In Hamburg was hij tegen HSV in de UEFA Cup-wedstrijd invaller, maar begin maart startte hij tegen SC Heerenveen al weer in de basis. Na nog geen tien minuten sloeg het noodlot wederom toe. Otten gleed uit en wist meteen dat het mis was. "Ik voelde dat mijn kruisband scheurde. Ik ben nog tot vlak voor rust doorgegaan, maar voelde dat het niet meer ging. Mijn knie werd instabiel, ik voelde mijn knie echt tikken en heen en weer gaan. Toen wist ik dat dat het voorlopig weer was geweest, en dat dit het begin was van een nieuwe blessure. Binnen vroeg ik aan de fysio of hij mijn kruisband wilde testen. "Nee, dat doen we morgen wel", zei hij, maar ik wilde dat hij mijn kruisband testte, want ik wist zeker dat ’ie weg was. Ik voel tegenwoordig wel of mijn kruisband aanslaat of niet, zoveel ervaring heb ik daar wel mee."
Op 20 april aanstaande wordt hij geopereerd door Cor van der Hart. Een revalidatie van zeven tot negen maanden volgt, maar Otten zit niet op medelijden te wachten. "Wat voor tegenslag heb ik nou gehad in mijn leven?
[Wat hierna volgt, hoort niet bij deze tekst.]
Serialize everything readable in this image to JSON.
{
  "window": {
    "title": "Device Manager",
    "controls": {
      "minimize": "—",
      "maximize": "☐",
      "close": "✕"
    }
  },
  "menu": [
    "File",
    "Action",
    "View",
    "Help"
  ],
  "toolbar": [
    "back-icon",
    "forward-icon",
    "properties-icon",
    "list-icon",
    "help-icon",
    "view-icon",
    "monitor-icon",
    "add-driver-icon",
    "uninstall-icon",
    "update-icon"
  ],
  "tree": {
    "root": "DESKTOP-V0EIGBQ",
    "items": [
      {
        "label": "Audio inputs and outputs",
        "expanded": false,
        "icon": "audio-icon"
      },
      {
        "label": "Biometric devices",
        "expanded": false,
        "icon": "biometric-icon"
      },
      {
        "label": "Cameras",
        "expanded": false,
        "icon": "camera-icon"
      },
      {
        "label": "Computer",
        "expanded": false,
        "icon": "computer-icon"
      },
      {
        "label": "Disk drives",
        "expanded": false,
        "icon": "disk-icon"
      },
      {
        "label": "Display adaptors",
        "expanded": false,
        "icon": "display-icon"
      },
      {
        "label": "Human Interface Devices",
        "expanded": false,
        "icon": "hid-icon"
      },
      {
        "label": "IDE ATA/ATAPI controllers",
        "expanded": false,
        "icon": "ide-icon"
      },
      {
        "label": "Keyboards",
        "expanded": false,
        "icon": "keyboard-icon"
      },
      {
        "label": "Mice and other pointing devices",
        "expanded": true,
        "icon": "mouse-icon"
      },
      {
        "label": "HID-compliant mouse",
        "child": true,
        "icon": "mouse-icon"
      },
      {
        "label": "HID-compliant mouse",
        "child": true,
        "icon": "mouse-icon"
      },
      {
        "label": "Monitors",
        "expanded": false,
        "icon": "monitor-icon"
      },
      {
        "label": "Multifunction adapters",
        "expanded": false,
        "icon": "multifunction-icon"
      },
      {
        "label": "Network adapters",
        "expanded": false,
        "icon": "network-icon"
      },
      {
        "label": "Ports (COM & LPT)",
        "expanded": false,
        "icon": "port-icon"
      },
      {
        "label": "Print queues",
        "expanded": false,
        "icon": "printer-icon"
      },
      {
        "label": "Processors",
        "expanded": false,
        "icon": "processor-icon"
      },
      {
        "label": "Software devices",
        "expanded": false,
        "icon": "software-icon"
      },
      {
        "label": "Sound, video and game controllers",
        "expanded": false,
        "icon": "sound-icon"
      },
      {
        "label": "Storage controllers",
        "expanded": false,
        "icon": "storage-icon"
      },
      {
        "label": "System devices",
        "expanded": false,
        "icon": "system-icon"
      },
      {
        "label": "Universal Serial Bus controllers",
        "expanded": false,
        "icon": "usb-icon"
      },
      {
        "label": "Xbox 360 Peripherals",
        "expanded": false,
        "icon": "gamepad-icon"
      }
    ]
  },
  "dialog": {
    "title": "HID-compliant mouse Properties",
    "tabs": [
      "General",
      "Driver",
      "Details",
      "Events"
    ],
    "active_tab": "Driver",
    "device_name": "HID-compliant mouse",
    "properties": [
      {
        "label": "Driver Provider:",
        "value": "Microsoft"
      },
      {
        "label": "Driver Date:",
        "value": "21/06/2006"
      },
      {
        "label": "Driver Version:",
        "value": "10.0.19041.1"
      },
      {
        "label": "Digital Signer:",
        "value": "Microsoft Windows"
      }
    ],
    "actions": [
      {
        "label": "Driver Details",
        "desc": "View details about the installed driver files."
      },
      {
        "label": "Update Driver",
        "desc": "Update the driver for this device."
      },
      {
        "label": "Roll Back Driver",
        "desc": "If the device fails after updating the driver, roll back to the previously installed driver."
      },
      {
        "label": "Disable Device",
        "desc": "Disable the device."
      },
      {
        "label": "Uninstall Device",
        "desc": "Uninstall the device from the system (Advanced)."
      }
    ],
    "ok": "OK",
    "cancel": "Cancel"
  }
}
Die blessures, maar iedereen is wel eens geblesseerd", relativeert hij. "Tuurlijk, je lichaam is je materiaal, en er hoeft maar een kleine disfunctie te zijn en je kunt je werk niet doen. Meer dan ooit besef ik dat pijnvrij en onbezorgd voetballen het mooiste is in de hele wereld. Aan de andere kant levert het niet kunnen ook weer een heleboel leermomenten op. Het glas is half vol of half leeg. In deze periode van mijn leven leer ik misschien wel meer dan wanneer ik de afgelopen twee jaar wél had gevoetbald. Ik zie mensen om mij heen veranderen, en prioriteiten stellen, waarvan ik nu denk: ‘Misschien had ik die ook wel zo gesteld, als ik fit was gebleven.’ Nu weet ik dat er veel meer is dan voetbal. Het is allemaal zo relatief en betrekkelijk."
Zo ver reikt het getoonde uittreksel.